Dividends paid from the profits of oil companies will no longer be tax-exempt if the finance bill submitted by President Muhammadu Buhari is passed by the national assembly.
This was contained in a statement released by Yunusa Abdullahi, special adviser on media and communication to Zainab Ahmed, the minister of finance, budget and national planning, on Tuesday.
“This bill seeks to improve revenue by removing the tax exemption granted for dividends or income received from companies charged under the petroleum profits tax act,” the minister was quoted to have said.
“The bill contains some changes to the companies income tax act, value-added tax act, petroleum profits tax act, personal income tax act, capital gains tax act, customs and excise tariff act and stamp duties act.

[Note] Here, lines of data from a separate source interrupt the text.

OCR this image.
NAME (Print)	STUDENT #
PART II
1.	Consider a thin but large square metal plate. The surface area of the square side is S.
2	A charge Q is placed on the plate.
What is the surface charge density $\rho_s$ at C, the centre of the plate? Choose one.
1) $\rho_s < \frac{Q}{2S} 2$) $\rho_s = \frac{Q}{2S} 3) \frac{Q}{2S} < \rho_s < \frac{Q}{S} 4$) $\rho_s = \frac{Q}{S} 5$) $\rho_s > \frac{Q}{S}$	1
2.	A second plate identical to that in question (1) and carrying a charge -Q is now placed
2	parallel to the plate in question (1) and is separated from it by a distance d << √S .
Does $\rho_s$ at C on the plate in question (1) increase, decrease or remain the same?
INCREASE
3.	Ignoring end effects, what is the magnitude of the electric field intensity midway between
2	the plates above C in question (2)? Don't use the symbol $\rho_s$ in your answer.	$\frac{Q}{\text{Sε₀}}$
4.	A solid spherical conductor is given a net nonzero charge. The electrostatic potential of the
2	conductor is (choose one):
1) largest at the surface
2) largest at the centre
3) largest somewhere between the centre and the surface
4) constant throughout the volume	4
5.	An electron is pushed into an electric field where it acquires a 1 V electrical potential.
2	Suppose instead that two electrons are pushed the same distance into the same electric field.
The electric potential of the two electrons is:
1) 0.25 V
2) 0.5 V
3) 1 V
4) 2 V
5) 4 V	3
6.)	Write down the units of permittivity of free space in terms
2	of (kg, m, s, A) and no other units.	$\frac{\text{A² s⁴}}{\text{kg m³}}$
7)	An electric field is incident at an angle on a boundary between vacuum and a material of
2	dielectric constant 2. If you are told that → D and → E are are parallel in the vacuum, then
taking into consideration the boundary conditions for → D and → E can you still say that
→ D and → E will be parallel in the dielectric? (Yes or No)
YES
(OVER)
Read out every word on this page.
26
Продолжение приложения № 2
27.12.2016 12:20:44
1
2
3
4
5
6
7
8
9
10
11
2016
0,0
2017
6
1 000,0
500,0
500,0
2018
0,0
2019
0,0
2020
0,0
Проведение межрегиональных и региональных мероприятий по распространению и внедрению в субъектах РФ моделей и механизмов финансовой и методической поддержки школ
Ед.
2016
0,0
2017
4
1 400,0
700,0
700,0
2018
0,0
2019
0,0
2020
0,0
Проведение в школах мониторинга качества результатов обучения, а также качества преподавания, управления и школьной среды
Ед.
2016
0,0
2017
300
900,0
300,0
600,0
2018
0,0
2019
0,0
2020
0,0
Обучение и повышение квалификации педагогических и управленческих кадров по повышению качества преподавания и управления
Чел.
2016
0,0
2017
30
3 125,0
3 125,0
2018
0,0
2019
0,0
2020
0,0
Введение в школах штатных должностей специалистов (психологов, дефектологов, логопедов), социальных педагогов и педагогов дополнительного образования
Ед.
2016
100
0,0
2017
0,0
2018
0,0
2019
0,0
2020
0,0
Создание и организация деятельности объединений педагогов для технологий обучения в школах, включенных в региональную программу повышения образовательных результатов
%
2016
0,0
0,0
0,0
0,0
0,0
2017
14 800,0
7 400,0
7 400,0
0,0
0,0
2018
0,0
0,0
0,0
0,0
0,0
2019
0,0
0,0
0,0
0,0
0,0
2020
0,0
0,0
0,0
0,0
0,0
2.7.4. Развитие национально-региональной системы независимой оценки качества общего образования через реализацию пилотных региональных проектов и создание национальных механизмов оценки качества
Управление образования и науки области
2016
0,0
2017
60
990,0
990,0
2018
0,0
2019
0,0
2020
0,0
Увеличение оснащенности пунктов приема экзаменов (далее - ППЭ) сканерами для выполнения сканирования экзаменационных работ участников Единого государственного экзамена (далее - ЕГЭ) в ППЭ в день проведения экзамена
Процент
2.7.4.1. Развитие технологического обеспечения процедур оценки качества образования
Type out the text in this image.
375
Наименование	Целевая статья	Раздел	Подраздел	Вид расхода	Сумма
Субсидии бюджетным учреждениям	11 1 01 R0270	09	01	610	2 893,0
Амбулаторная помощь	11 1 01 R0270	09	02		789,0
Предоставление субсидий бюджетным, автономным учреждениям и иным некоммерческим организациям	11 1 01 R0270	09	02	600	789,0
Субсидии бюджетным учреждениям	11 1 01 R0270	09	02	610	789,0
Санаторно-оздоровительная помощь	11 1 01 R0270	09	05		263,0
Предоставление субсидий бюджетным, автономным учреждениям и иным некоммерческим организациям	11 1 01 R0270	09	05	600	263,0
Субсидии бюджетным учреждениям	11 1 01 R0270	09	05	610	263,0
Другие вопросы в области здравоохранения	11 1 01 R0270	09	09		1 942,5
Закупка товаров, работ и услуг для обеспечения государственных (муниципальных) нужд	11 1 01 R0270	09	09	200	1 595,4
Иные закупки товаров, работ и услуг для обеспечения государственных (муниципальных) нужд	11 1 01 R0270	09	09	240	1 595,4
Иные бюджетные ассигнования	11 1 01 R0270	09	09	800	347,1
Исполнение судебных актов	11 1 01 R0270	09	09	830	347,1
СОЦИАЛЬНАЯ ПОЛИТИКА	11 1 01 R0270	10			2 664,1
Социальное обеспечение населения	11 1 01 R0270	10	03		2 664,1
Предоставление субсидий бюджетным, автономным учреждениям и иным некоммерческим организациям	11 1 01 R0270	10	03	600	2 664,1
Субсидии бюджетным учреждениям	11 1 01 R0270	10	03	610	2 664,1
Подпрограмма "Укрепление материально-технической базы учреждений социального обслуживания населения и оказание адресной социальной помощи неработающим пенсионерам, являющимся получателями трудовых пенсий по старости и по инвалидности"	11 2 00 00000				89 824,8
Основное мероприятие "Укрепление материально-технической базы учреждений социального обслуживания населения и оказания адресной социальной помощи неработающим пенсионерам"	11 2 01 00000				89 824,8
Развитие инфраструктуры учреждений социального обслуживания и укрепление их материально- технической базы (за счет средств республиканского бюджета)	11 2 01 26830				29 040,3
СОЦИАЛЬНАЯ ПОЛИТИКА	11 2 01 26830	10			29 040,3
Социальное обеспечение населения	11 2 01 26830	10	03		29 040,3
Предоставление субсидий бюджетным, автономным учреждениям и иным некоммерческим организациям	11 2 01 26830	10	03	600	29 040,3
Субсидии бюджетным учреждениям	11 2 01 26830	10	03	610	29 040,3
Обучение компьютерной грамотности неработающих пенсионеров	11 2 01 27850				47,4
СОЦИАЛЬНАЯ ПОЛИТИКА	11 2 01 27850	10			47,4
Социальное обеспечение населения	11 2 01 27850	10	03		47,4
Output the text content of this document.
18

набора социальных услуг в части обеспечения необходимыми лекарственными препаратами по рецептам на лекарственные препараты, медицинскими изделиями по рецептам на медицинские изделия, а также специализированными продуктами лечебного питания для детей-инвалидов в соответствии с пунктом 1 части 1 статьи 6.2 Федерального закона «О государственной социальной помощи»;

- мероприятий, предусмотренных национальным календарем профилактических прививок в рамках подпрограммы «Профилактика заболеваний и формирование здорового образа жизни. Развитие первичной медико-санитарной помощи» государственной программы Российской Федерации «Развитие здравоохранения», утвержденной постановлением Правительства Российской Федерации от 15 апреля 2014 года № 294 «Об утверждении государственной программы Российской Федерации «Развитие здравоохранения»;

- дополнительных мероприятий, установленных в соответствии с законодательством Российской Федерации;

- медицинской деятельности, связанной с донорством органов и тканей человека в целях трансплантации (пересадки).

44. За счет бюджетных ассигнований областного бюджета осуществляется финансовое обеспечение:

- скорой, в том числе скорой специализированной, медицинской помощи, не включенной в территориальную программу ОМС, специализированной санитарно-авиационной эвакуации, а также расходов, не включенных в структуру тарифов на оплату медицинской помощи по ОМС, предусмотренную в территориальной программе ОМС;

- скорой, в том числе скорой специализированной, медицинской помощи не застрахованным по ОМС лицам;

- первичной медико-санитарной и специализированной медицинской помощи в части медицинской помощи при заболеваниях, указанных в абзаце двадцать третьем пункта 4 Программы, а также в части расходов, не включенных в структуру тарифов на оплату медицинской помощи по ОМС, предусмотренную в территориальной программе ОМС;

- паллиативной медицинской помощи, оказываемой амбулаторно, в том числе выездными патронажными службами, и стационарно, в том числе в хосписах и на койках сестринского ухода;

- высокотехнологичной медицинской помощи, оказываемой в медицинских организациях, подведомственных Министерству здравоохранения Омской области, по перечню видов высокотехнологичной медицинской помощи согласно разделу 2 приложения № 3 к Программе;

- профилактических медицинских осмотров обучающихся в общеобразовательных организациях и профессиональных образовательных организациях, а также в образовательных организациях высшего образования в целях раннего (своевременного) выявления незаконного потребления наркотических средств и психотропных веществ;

“The bill also seeks to address the taxation of industries, such as insurance, start-ups, and the capital markets, evaluated by the federal government as critical to the growth and development of the Nigerian economy with a view to stimulating activities in those sectors and fostering overall economic growth.”
The president had submitted the 2020 budget proposal to the national assembly alongside the finance bill.
The bill has already scaled second reading at the legislative chambers.
Providing other details of the bill, Ahmed said capital gains tax amendment will cover the taxation of business combination and seeks to prevent abuse of a provision of the act on group restructuring.
In the area of stamp duties, the minister said the new bill will work towards increasing revenue generation from duties on electronic stamps.
While presenting the bill, Buhari had said it would fiscal equity by mitigating instances of regressive taxation; reform domestic tax laws to align with global best practices and introduce tax incentives for investments in infrastructure and capital markets, The Cable reports.